Struggling to catch my breath, it took a few moments before I noticed the bizarre structures surrounding me. From creepy babies crawling over water fountains to enormous lumps of rock looming up towards the sky, this temple was definitely unique.

My fatigue faded momentarily as I walked from statue to statue, taking great delight in the randomness that increased with every step. The temple complex has been added to over time and this has resulted in a haphazard array of ancient and modern architecture that I adored.

Wat Analayo fountain
Wat Analayo
Wat Analayo buddha
Wat Analayo White Buddha
Wat Analayo temple
Wat Analayo views

The climb to the top of the temple and the subsequent hour’s exploration had left me drained and dehydrated. As we approached the end of our adventure, I knew the descent was going to test me more than any other challenge I’d undertaken.

Summoning the last of my remaining energy, I slowly and carefully made my way back down the steps. As I took my final step down to the ground, I collapsed to my knees in a mixture of relief and exhaustion. I was convinced I was having a heart attack and as I lay on the ground, clutching at my chest and panting in the fetal position, Dave screeched up next to me on the bike.

As I slowly raised my eyes to meet his, I fought to hold back the tears and silently cursed myself when I failed to stifle the sob in my throat.
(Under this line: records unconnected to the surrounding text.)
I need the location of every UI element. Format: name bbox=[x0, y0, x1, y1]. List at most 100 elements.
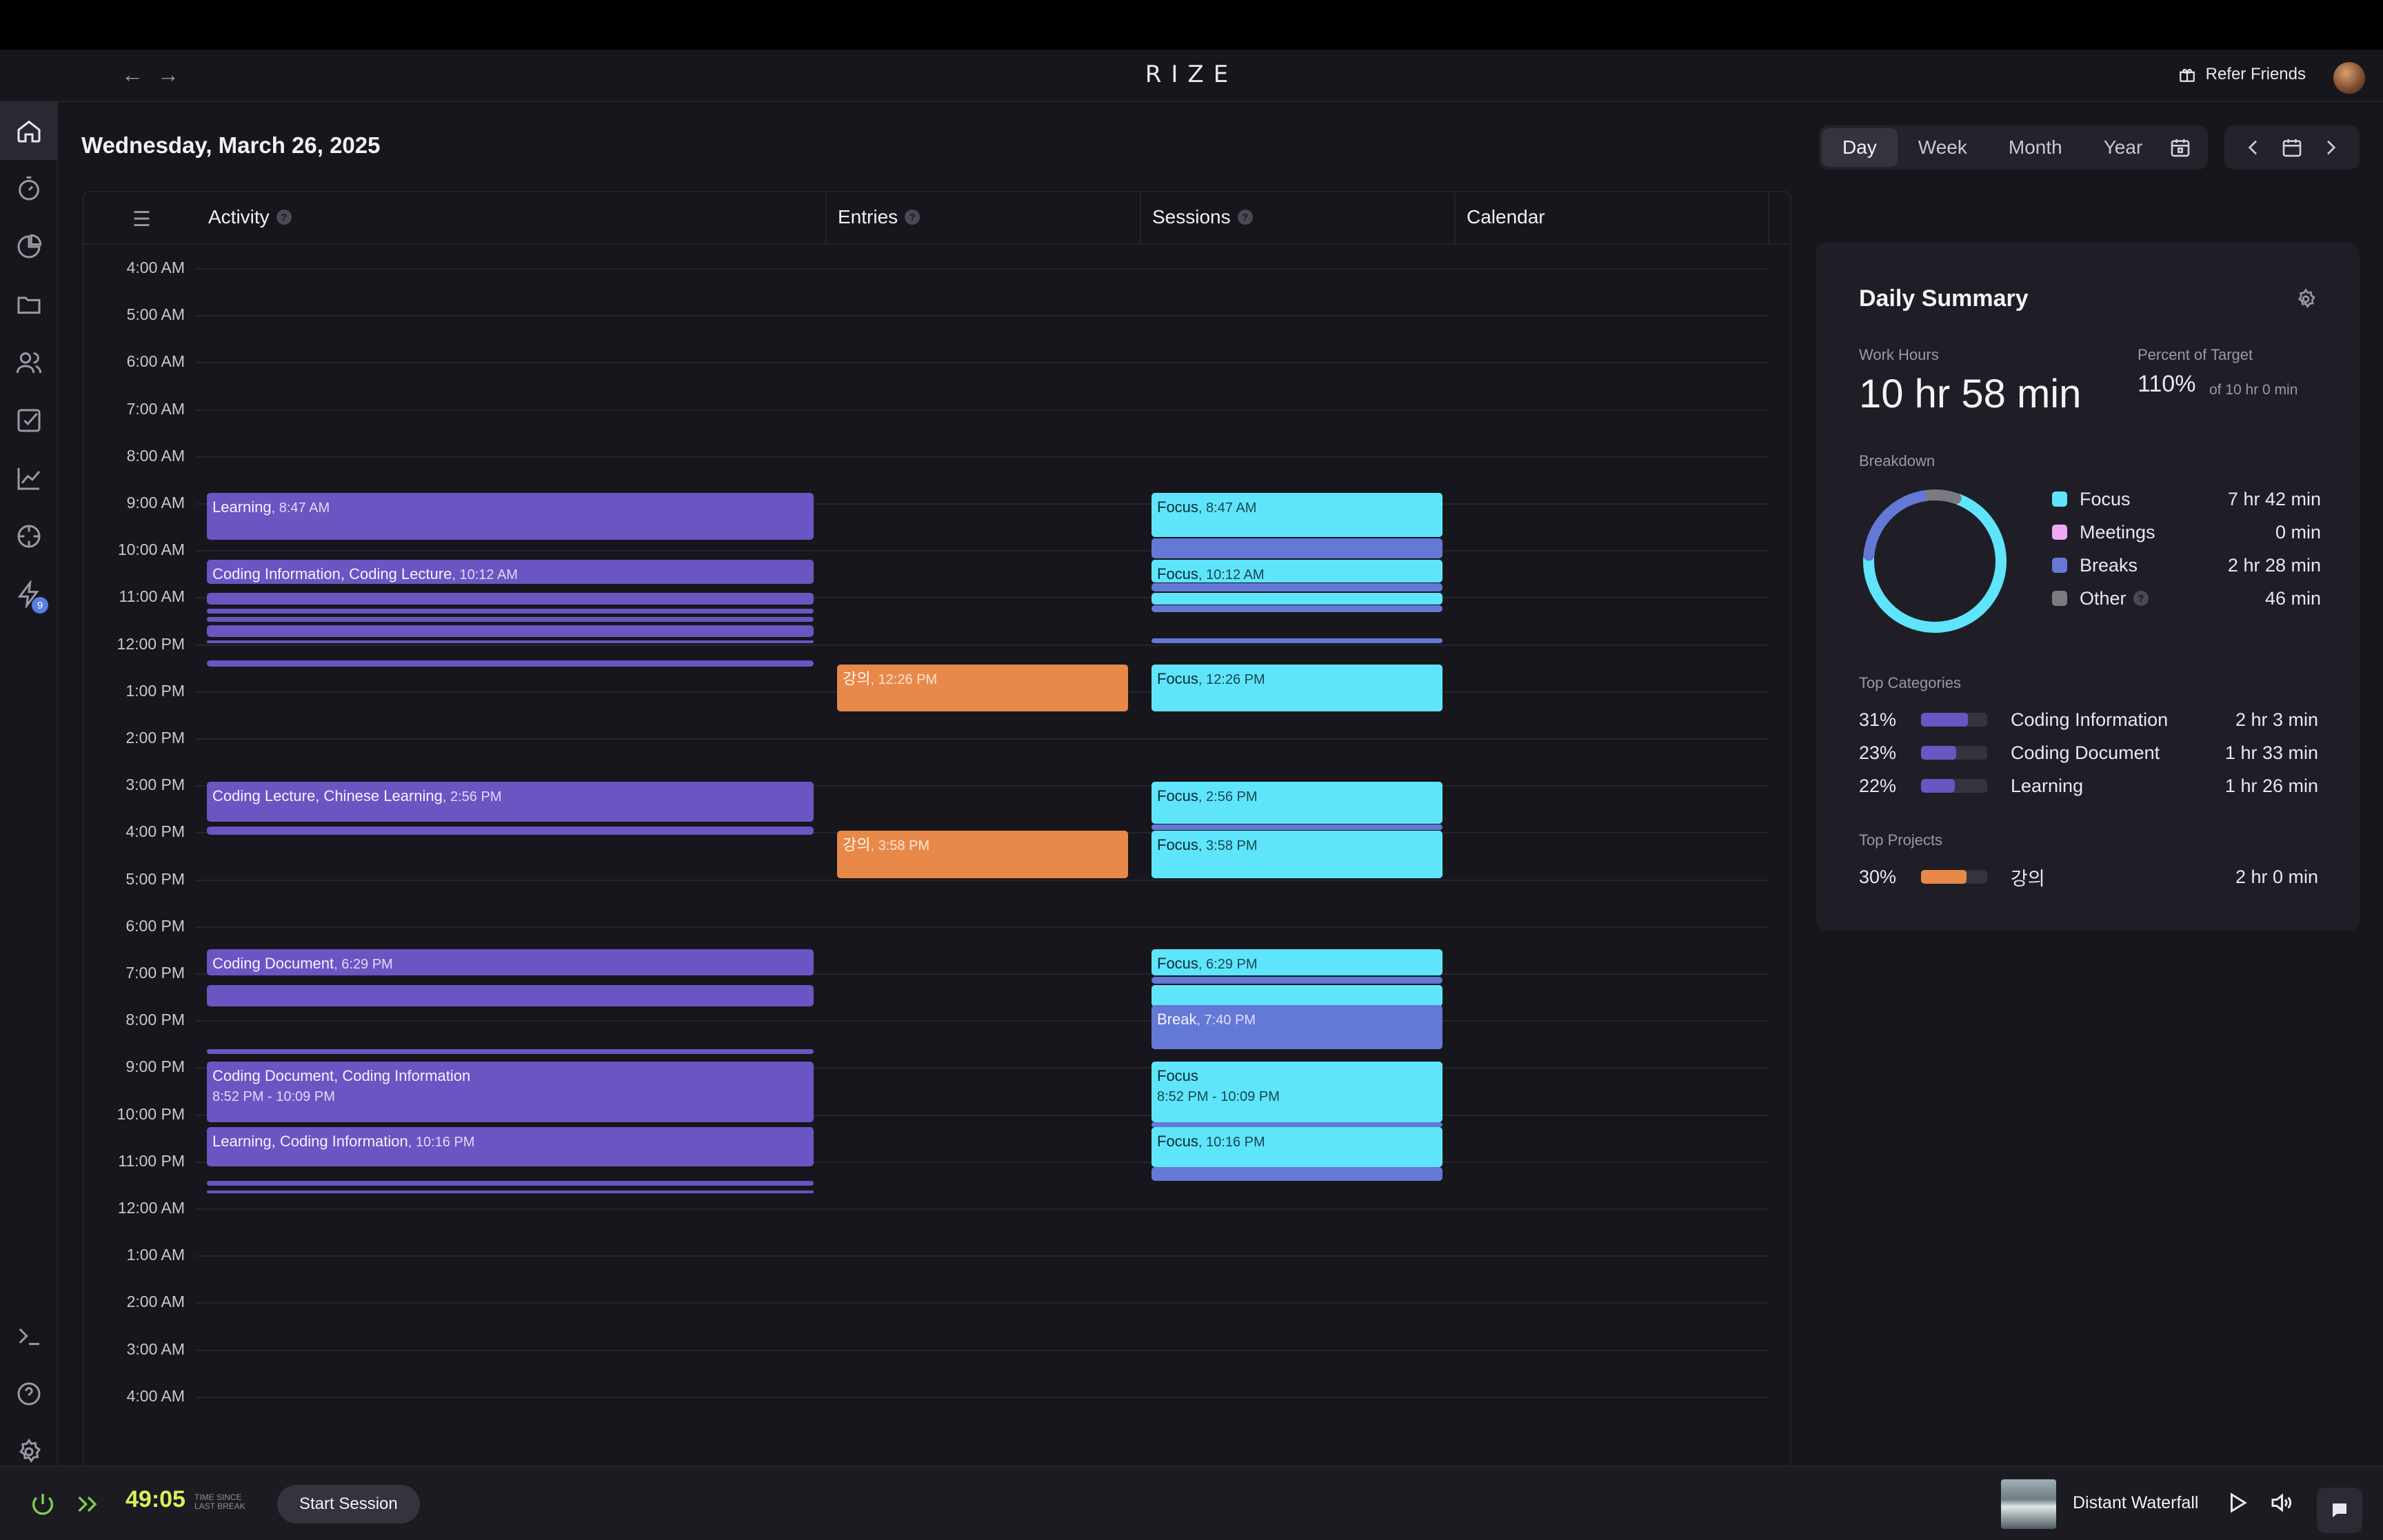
activity-block[interactable] bbox=[207, 609, 814, 614]
block-title: Coding Information, Coding Lecture bbox=[212, 565, 452, 582]
focus-session-block[interactable]: Focus, 10:16 PM bbox=[1152, 1127, 1442, 1167]
block-title: Focus bbox=[1157, 1133, 1198, 1150]
donut-slice-other bbox=[1924, 489, 1962, 505]
focus-session-block[interactable] bbox=[1152, 592, 1442, 605]
focus-session-block[interactable]: Focus, 12:26 PM bbox=[1152, 664, 1442, 712]
hour-label: 7:00 AM bbox=[126, 399, 185, 418]
activity-block[interactable] bbox=[207, 625, 814, 638]
activity-block[interactable] bbox=[207, 1049, 814, 1055]
work-hours-label: Work Hours bbox=[1859, 346, 1939, 363]
entry-block[interactable]: 강의, 12:26 PM bbox=[837, 664, 1128, 712]
break-session-block[interactable] bbox=[1152, 638, 1442, 644]
legend-name: Meetings bbox=[2080, 521, 2155, 543]
break-session-block[interactable] bbox=[1152, 824, 1442, 830]
focus-session-block[interactable]: Focus, 2:56 PM bbox=[1152, 782, 1442, 824]
menu-icon[interactable]: ☰ bbox=[132, 207, 151, 232]
hour-label: 8:00 PM bbox=[125, 1011, 185, 1029]
block-title: Focus bbox=[1157, 565, 1198, 582]
activity-block[interactable]: Learning, 8:47 AM bbox=[207, 492, 814, 540]
help-icon[interactable]: ? bbox=[1237, 210, 1253, 225]
category-name: Learning bbox=[2011, 775, 2084, 796]
avatar[interactable] bbox=[2333, 62, 2365, 94]
break-session-block[interactable] bbox=[1152, 1122, 1442, 1127]
tab-week[interactable]: Week bbox=[1898, 128, 1988, 167]
activity-block[interactable] bbox=[207, 660, 814, 667]
help-icon[interactable]: ? bbox=[905, 210, 921, 225]
break-session-block[interactable] bbox=[1152, 1166, 1442, 1182]
break-session-block[interactable] bbox=[1152, 605, 1442, 613]
terminal-icon[interactable] bbox=[0, 1307, 58, 1365]
play-icon[interactable] bbox=[2224, 1490, 2249, 1515]
chat-button[interactable] bbox=[2317, 1488, 2362, 1533]
activity-block[interactable] bbox=[207, 617, 814, 622]
home-icon[interactable] bbox=[0, 102, 58, 160]
block-time: , 2:56 PM bbox=[1198, 789, 1258, 805]
power-icon[interactable] bbox=[29, 1490, 57, 1518]
column-activity: Activity ? bbox=[208, 206, 292, 228]
activity-block[interactable] bbox=[207, 1191, 814, 1194]
tab-month[interactable]: Month bbox=[1988, 128, 2083, 167]
category-row[interactable]: 31% Coding Information 2 hr 3 min bbox=[1859, 706, 2318, 733]
activity-block[interactable]: Coding Information, Coding Lecture, 10:1… bbox=[207, 559, 814, 585]
users-icon[interactable] bbox=[0, 334, 58, 392]
category-percent: 31% bbox=[1859, 709, 1897, 730]
activity-block[interactable] bbox=[207, 592, 814, 605]
category-row[interactable]: 23% Coding Document 1 hr 33 min bbox=[1859, 739, 2318, 767]
hour-label: 12:00 PM bbox=[117, 634, 185, 653]
activity-block[interactable] bbox=[207, 827, 814, 835]
music-artwork bbox=[2001, 1479, 2056, 1529]
target-icon[interactable] bbox=[0, 507, 58, 565]
timer-icon[interactable] bbox=[0, 160, 58, 218]
activity-block[interactable]: Learning, Coding Information, 10:16 PM bbox=[207, 1127, 814, 1166]
activity-block[interactable]: Coding Lecture, Chinese Learning, 2:56 P… bbox=[207, 782, 814, 822]
summary-title: Daily Summary bbox=[1859, 285, 2029, 312]
activity-block[interactable]: Coding Document, Coding Information 8:52 … bbox=[207, 1061, 814, 1123]
legend-value: 7 hr 42 min bbox=[2227, 488, 2321, 509]
chevron-right-icon[interactable] bbox=[2311, 128, 2350, 167]
hour-label: 7:00 PM bbox=[125, 964, 185, 982]
category-row[interactable]: 22% Learning 1 hr 26 min bbox=[1859, 772, 2318, 800]
trend-chart-icon[interactable] bbox=[0, 449, 58, 507]
refer-friends-button[interactable]: Refer Friends bbox=[2178, 65, 2306, 84]
break-session-block[interactable]: Break, 7:40 PM bbox=[1152, 1004, 1442, 1050]
calendar-today-button[interactable] bbox=[2153, 125, 2208, 170]
project-row[interactable]: 30% 강의 2 hr 0 min bbox=[1859, 863, 2318, 891]
chat-icon bbox=[2333, 1503, 2346, 1517]
focus-session-block[interactable]: Focus, 6:29 PM bbox=[1152, 949, 1442, 976]
checkbox-icon[interactable] bbox=[0, 392, 58, 449]
entry-block[interactable]: 강의, 3:58 PM bbox=[837, 831, 1128, 878]
focus-session-block[interactable]: Focus, 10:12 AM bbox=[1152, 559, 1442, 582]
activity-block[interactable] bbox=[207, 1181, 814, 1186]
fast-forward-icon[interactable] bbox=[74, 1490, 102, 1518]
hour-label: 4:00 AM bbox=[126, 259, 185, 276]
bolt-icon[interactable]: 9 bbox=[0, 565, 58, 623]
folder-icon[interactable] bbox=[0, 276, 58, 334]
hour-label: 11:00 PM bbox=[118, 1151, 185, 1170]
divider bbox=[1768, 192, 1769, 245]
focus-session-block[interactable]: Focus 8:52 PM - 10:09 PM bbox=[1152, 1061, 1442, 1123]
help-icon[interactable]: ? bbox=[2133, 591, 2149, 606]
block-title: Focus bbox=[1157, 498, 1198, 516]
break-session-block[interactable] bbox=[1152, 582, 1442, 592]
activity-block[interactable]: Coding Document, 6:29 PM bbox=[207, 949, 814, 976]
break-session-block[interactable] bbox=[1152, 538, 1442, 559]
tab-day[interactable]: Day bbox=[1822, 128, 1898, 167]
project-bar-fill bbox=[1921, 870, 1967, 884]
break-session-block[interactable] bbox=[1152, 976, 1442, 984]
focus-session-block[interactable]: Focus, 3:58 PM bbox=[1152, 831, 1442, 878]
focus-session-block[interactable] bbox=[1152, 985, 1442, 1006]
activity-block[interactable] bbox=[207, 640, 814, 644]
help-icon[interactable]: ? bbox=[276, 210, 292, 225]
start-session-button[interactable]: Start Session bbox=[277, 1485, 420, 1523]
focus-swatch bbox=[2052, 492, 2067, 507]
tab-year[interactable]: Year bbox=[2083, 128, 2164, 167]
help-icon[interactable] bbox=[0, 1365, 58, 1423]
pie-chart-icon[interactable] bbox=[0, 218, 58, 276]
legend-name: Other bbox=[2080, 587, 2126, 609]
gear-icon[interactable] bbox=[2295, 288, 2317, 314]
focus-session-block[interactable]: Focus, 8:47 AM bbox=[1152, 492, 1442, 538]
activity-block[interactable] bbox=[207, 985, 814, 1006]
calendar-picker-icon[interactable] bbox=[2273, 128, 2311, 167]
chevron-left-icon[interactable] bbox=[2234, 128, 2273, 167]
volume-icon[interactable] bbox=[2269, 1490, 2293, 1515]
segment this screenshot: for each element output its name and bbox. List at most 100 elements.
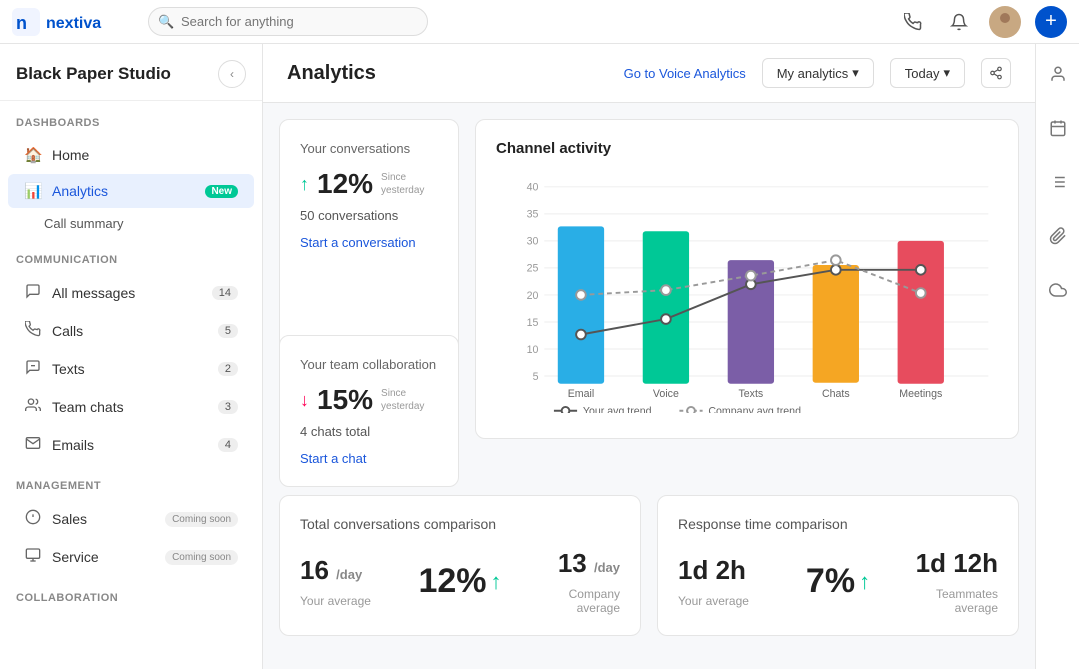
sidebar-item-team-chats[interactable]: Team chats 3 bbox=[8, 389, 254, 425]
svg-text:Meetings: Meetings bbox=[899, 388, 942, 400]
sidebar-item-sales[interactable]: Sales Coming soon bbox=[8, 501, 254, 537]
collaboration-card-wrapper: Your team collaboration ↓ 15% Sinceyeste… bbox=[279, 335, 459, 487]
your-avg-label: Your average bbox=[300, 594, 396, 608]
right-bar bbox=[1035, 44, 1079, 669]
collaboration-metric: ↓ 15% Sinceyesterday bbox=[300, 384, 438, 416]
call-summary-label: Call summary bbox=[44, 216, 123, 231]
svg-text:Company avg trend: Company avg trend bbox=[708, 406, 801, 413]
sidebar-item-analytics-label: Analytics bbox=[52, 183, 195, 199]
response-time-card: Response time comparison 1d 2h Your aver… bbox=[657, 495, 1019, 636]
search-input[interactable] bbox=[148, 7, 428, 36]
section-label-collaboration: Collaboration bbox=[0, 576, 262, 612]
content-area: Analytics Go to Voice Analytics My analy… bbox=[263, 44, 1035, 669]
sidebar-item-texts[interactable]: Texts 2 bbox=[8, 351, 254, 387]
section-label-management: Management bbox=[0, 464, 262, 500]
sidebar-item-analytics[interactable]: 📊 Analytics New bbox=[8, 174, 254, 208]
voice-analytics-link[interactable]: Go to Voice Analytics bbox=[624, 66, 746, 81]
sales-icon bbox=[24, 509, 42, 529]
analytics-new-badge: New bbox=[205, 185, 238, 198]
service-icon bbox=[24, 547, 42, 567]
sidebar-item-all-messages[interactable]: All messages 14 bbox=[8, 275, 254, 311]
svg-text:35: 35 bbox=[527, 209, 539, 221]
my-analytics-btn[interactable]: My analytics ▾ bbox=[762, 58, 874, 88]
sidebar-item-emails-label: Emails bbox=[52, 437, 208, 453]
page-title: Analytics bbox=[287, 62, 608, 85]
collaboration-percent: 15% bbox=[317, 384, 373, 416]
add-button[interactable]: + bbox=[1035, 6, 1067, 38]
paperclip-icon-btn[interactable] bbox=[1040, 218, 1076, 254]
total-up-arrow: ↑ bbox=[491, 569, 502, 595]
company-avg-val: 13 /day bbox=[524, 548, 620, 579]
svg-text:40: 40 bbox=[527, 182, 539, 194]
svg-text:30: 30 bbox=[527, 236, 539, 248]
calls-badge: 5 bbox=[218, 324, 238, 338]
sidebar: Black Paper Studio ‹ Dashboards 🏠 Home 📊… bbox=[0, 44, 263, 669]
collaboration-card: Your team collaboration ↓ 15% Sinceyeste… bbox=[279, 335, 459, 487]
today-btn[interactable]: Today ▾ bbox=[890, 58, 965, 88]
svg-text:10: 10 bbox=[527, 344, 539, 356]
sidebar-item-team-chats-label: Team chats bbox=[52, 399, 208, 415]
logo: n nextiva bbox=[12, 8, 116, 36]
user-icon-btn[interactable] bbox=[1040, 56, 1076, 92]
conversations-metric: ↑ 12% Sinceyesterday bbox=[300, 168, 438, 200]
response-your-avg-label: Your average bbox=[678, 594, 774, 608]
company-avg-block: 13 /day Company average bbox=[524, 548, 620, 615]
sidebar-item-service[interactable]: Service Coming soon bbox=[8, 539, 254, 575]
section-label-dashboards: Dashboards bbox=[0, 101, 262, 137]
top-nav: n nextiva 🔍 + bbox=[0, 0, 1079, 44]
start-conversation-link[interactable]: Start a conversation bbox=[300, 235, 438, 250]
all-messages-badge: 14 bbox=[212, 286, 238, 300]
notification-icon-btn[interactable] bbox=[943, 6, 975, 38]
sidebar-header: Black Paper Studio ‹ bbox=[0, 44, 262, 101]
total-percent-block: 12% ↑ bbox=[412, 562, 508, 601]
response-up-arrow: ↑ bbox=[859, 569, 870, 595]
sidebar-item-home[interactable]: 🏠 Home bbox=[8, 138, 254, 172]
channel-activity-card: Channel activity 40 35 30 25 2 bbox=[475, 119, 1019, 439]
avatar[interactable] bbox=[989, 6, 1021, 38]
svg-text:Your avg trend: Your avg trend bbox=[583, 406, 652, 413]
channel-activity-chart: 40 35 30 25 20 15 10 5 bbox=[496, 173, 998, 413]
calls-icon bbox=[24, 321, 42, 341]
cloud-icon-btn[interactable] bbox=[1040, 272, 1076, 308]
section-label-communication: Communication bbox=[0, 238, 262, 274]
calendar-icon-btn[interactable] bbox=[1040, 110, 1076, 146]
workspace-title: Black Paper Studio bbox=[16, 64, 171, 84]
conversations-card-label: Your conversations bbox=[300, 140, 438, 158]
sidebar-item-calls-label: Calls bbox=[52, 323, 208, 339]
svg-text:20: 20 bbox=[527, 290, 539, 302]
svg-text:Texts: Texts bbox=[738, 388, 763, 400]
service-coming-soon-badge: Coming soon bbox=[165, 550, 238, 565]
emails-badge: 4 bbox=[218, 438, 238, 452]
sidebar-collapse-btn[interactable]: ‹ bbox=[218, 60, 246, 88]
total-comparison-row: 16 /day Your average 12% ↑ 13 bbox=[300, 548, 620, 615]
search-icon: 🔍 bbox=[158, 14, 174, 30]
total-percent: 12% bbox=[418, 562, 486, 601]
main-layout: Black Paper Studio ‹ Dashboards 🏠 Home 📊… bbox=[0, 44, 1079, 669]
total-conversations-card: Total conversations comparison 16 /day Y… bbox=[279, 495, 641, 636]
response-percent-block: 7% ↑ bbox=[790, 562, 886, 601]
list-icon-btn[interactable] bbox=[1040, 164, 1076, 200]
conversations-percent: 12% bbox=[317, 168, 373, 200]
team-chats-badge: 3 bbox=[218, 400, 238, 414]
svg-text:n: n bbox=[16, 13, 27, 33]
svg-text:5: 5 bbox=[533, 371, 539, 383]
share-btn[interactable] bbox=[981, 58, 1011, 88]
response-percent: 7% bbox=[806, 562, 855, 601]
sidebar-item-emails[interactable]: Emails 4 bbox=[8, 427, 254, 463]
collaboration-card-label: Your team collaboration bbox=[300, 356, 438, 374]
start-chat-link[interactable]: Start a chat bbox=[300, 451, 438, 466]
search-bar[interactable]: 🔍 bbox=[148, 7, 428, 36]
sidebar-item-service-label: Service bbox=[52, 549, 149, 565]
svg-text:nextiva: nextiva bbox=[46, 15, 101, 32]
svg-text:15: 15 bbox=[527, 317, 539, 329]
sidebar-sub-item-call-summary[interactable]: Call summary bbox=[0, 209, 262, 238]
sales-coming-soon-badge: Coming soon bbox=[165, 512, 238, 527]
home-icon: 🏠 bbox=[24, 146, 42, 164]
phone-icon-btn[interactable] bbox=[897, 6, 929, 38]
response-your-avg-block: 1d 2h Your average bbox=[678, 555, 774, 608]
content-header: Analytics Go to Voice Analytics My analy… bbox=[263, 44, 1035, 103]
sidebar-item-texts-label: Texts bbox=[52, 361, 208, 377]
analytics-icon: 📊 bbox=[24, 182, 42, 200]
response-time-title: Response time comparison bbox=[678, 516, 998, 532]
sidebar-item-calls[interactable]: Calls 5 bbox=[8, 313, 254, 349]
Emotions showed weakness and now was not the time to be weak.

It was time to go to Phu Lang Ka. 

About the author

Lauren Juliff

Lauren Juliff is a published author and travel expert who founded Never Ending Footsteps in 2011. She has spent over 12 years travelling the world, sharing in-depth advice from more than 100 countries across six continents.

Lauren's travel advice has been featured in publications like the BBC, Wall Street Journal, USA Today, and Cosmopolitan, and her work is read by 200,000 readers each month. Her travel memoir can be found in bookstores across the planet.


  1. Katja
    April 8, 2012

    Oh my god! I suffer from *exactly* the same condition as you do. What are the chances? I’ve found that the best way to deal with it is to sit on the beach and eat gelato (or, in the winter, in a cafe drinking coffee), while watching other people doing that exercise thing. It’s safer that way, I think.

    • April 11, 2012

      Hahahaha! Great advice, Katja. And if none of those options are available then can I suggest taking an afternoon nap? :)

  2. April 8, 2012

    Sounds like quite a random day! I’m still perplexed about the dinosaur in Hell…

  3. Audrey | That Backpacker
    April 9, 2012

    The babies crawling out of that fountain look super creepy! What a random place!

    • April 11, 2012

      Random is a very accurate description, Audrey! :)

  4. John
    April 10, 2012

    Bizarre yet beautiful…

  5. Arianwen
    April 11, 2012

    Totally bizarre. I love it! And nice work tackling those steps. I feel your pain. Doesn’t matter how fit I am on flat ground, I can never handle an incline!

  6. Brimshack
    April 16, 2012

    Gorgeous temples. It’s not every day that one can visit Heaven and hell.